European Disunion

Europe’s leaders just committed a blunder known in the literary world as “Chekhov’s Gun.” The Russian playwright would put a rifle on stage only if someone was going to fire it. Translated into politics this means, don’t convene a summit on the financial crisis unless you are going to agree on a solid plan.

Instead of reassuring markets that the European Union is united, the message from the weekend meeting in Paris was: Every country for itself. “Each government will act in its own way, but will have to coordinate with others,” French President Nicolas Sarkozy told reporters.

The current panic goes well beyond Europe’s shores, just as the credit mania that preceded it was global in nature. The plunge in stock markets world-wide yesterday, as well as in commodity prices, indicates that investors believe the credit and banking crisis is spreading to real economies. Europe and the U.S. are probably falling into recession, and Japan is already there. For all the talk about continued strength in China and India, those economies will be hard-pressed to keep the global economy going if the big three of America, Europe and Japan are stalled.

The ink on Saturday’s nondeal wasn’t even dry when Berlin violated even that vague promise of coordination. Following Ireland’s move last week to secure all deposits, bonds, senior debt and lower Tier-II debt for its six biggest banks, Germany upped the ante Sunday night when it decided to guarantee all private deposits.

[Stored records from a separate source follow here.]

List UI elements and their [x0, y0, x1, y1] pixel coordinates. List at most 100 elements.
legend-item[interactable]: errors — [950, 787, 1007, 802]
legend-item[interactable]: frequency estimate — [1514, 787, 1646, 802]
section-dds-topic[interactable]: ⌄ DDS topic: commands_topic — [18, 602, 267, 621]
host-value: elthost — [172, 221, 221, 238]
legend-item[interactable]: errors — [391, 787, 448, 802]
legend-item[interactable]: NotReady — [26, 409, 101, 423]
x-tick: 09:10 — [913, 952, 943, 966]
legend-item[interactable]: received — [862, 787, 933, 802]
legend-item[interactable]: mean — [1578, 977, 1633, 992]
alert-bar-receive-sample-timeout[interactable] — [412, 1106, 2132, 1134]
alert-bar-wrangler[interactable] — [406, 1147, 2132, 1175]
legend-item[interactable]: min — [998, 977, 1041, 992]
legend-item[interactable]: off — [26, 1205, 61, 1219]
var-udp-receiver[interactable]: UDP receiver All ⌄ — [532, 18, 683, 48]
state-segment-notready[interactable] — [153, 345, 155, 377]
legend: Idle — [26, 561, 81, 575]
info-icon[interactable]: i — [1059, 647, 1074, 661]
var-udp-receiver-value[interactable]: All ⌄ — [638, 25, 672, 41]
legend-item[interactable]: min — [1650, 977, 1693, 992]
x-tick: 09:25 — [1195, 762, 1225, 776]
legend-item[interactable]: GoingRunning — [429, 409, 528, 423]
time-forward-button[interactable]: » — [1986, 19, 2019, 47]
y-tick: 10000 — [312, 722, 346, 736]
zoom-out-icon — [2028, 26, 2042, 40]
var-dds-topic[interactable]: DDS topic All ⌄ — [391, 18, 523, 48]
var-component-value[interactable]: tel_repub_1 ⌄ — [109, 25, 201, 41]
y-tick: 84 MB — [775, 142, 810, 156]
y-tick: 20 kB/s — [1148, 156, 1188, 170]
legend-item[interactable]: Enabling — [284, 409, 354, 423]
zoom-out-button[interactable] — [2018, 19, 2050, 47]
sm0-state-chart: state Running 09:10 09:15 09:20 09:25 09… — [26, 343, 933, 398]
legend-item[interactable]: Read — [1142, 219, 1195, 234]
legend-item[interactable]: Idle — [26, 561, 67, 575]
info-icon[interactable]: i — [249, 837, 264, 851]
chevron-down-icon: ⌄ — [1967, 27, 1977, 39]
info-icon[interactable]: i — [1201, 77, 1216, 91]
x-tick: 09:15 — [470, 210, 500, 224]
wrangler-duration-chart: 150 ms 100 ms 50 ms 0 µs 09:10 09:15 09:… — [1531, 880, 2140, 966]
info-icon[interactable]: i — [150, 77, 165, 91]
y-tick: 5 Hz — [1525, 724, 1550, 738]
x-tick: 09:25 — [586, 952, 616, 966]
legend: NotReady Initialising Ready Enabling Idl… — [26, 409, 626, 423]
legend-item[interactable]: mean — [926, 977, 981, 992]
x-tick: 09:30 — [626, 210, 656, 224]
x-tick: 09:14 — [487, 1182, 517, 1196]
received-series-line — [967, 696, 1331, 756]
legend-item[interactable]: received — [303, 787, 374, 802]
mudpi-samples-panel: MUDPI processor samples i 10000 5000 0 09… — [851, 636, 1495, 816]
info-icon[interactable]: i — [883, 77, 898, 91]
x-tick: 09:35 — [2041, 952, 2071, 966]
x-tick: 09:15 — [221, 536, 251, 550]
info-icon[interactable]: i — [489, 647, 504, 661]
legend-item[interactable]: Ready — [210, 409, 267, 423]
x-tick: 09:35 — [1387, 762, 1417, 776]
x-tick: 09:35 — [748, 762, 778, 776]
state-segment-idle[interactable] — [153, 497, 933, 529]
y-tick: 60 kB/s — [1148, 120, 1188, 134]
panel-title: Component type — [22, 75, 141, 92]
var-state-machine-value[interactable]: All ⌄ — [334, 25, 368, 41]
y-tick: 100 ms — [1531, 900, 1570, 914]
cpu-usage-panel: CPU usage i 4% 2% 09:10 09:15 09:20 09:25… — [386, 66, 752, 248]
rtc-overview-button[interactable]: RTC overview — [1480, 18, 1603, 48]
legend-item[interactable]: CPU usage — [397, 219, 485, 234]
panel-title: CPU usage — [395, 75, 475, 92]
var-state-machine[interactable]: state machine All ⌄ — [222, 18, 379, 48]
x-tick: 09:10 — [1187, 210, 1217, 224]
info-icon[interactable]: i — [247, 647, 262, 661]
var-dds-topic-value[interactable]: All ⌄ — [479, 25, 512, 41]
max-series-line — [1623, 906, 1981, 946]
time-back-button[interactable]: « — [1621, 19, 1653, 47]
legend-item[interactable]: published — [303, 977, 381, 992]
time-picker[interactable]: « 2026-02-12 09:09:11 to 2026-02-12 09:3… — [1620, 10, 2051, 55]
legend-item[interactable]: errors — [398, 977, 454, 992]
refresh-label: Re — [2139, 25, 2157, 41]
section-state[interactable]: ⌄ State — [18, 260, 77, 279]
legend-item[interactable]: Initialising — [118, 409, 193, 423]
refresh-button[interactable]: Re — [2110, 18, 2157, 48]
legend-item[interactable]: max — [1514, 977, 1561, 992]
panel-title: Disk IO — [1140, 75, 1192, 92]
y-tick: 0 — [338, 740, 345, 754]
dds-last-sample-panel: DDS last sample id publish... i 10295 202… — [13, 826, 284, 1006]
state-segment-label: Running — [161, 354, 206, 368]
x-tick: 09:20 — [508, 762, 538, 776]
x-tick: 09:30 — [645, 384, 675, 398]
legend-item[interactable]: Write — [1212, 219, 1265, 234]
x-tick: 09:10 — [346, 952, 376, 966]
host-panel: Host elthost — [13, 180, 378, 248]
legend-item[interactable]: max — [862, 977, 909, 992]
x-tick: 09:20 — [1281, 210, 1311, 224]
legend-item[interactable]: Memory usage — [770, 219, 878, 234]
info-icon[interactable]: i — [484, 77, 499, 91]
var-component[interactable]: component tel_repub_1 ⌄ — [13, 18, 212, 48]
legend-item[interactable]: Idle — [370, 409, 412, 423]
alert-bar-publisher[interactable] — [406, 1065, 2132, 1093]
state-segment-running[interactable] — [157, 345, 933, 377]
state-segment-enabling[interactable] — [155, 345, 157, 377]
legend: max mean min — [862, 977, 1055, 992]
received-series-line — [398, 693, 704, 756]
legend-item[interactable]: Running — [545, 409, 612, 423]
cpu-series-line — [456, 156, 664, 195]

British media report that British Prime Minister Gordon Brown is furious that Chancellor Angela Merkel apparently gave no indication the day before that she was planning anything like this. Dublin’s beggar-thy-neighbor move had already put pressure on London to follow suit as British savers flooded the supposedly safer shores of Ireland. The U.K. Friday raised its deposit insurance to £50,000 from £35,000, and Berlin’s move may force London to raise the stakes again in Europe’s bailout poker. If new limits were going to be introduced, a unified announcement would have been much more effective in staving off a European bank run.

Let’s hope depositors won’t call their leaders’ bluff. Deposit insurance is designed to prevent bank runs from occurring in the first place. To do that, they have to be credible and therefore limited. Berlin’s step secures more than €1 trillion of savings, equivalent to around half of its GDP. By guaranteeing such astronomical sums, Berlin may cause more panic, not less, if savers conclude that the insurance can’t be upheld — at least not without ruining public finances for generations.

Also on Sunday night — the late hours just before Asia’s market opening have become the preferred time for European rescue deals — Berlin had to resuscitate a bailout plan for Hypo Real Estate. A consortium of private banks had stepped back from the original €35 billion deal; Berlin’s arm-twisting got them back on board with a new €50 billion credit line.

Hypo’s troubles show that Europe’s ad hoc bailouts aren’t working as smoothly as originally hoped. The Fortis bank rescue negotiated 10 days ago between the Benelux governments almost came undone, too, when the Dutch decided to take over all of Fortis’s operations in the Netherlands. That forced Belgium to quickly find a solution for its stake. Early yesterday, BNP Paribas agreed to take control of Fortis’s operations in Belgium and Luxembourg in a €14.5 billion cash-and-shares transaction.

The developments with Fortis show that public intervention can open the doors for private capital to follow, which is the preferred solution. But the Dutch move could have left the Belgians standing in the rain. If even The Hague and Brussels, with decades of experience with cooperation, can’t rely on each other, how much hope is there that other capitals will be able to quickly save a bank with cross-border operations?

Europe would fare better with a more comprehensive approach. That doesn’t mean copying the Paulson plan. Ideally, a Continental resolution authority with enough money would help recapitalize the banks. Such funding is crucial as the financials of European banks are even more overleveraged than their U.S. competitors. Though BNP stepped up in the Fortis case, it’s more likely that public capital will be needed as long as much private money is heading for the exits.

Cooperation makes sense, too, because national solutions may outstrip any one government’s resources. Non-EU member Iceland is the most urgent case. Reykjavik is struggling to rescue its banks, whose assets dwarf the island’s GDP.

German Finance Minister Peer Steinbrück acknowledged late yesterday that “at some point individual solutions are no longer enough.” He said Berlin was looking at putting up an “umbrella for Germany as a whole.” That at least has the ring of a more comprehensive national approach, even if the details are still unclear.

The reason the money markets have seized is that banks don’t trust each other. The reason Europe struggles to find a systemic solution to this crisis is that governments don’t trust each other. This is a poor record for the EU 51 years after its founding, one that may cost it dearly.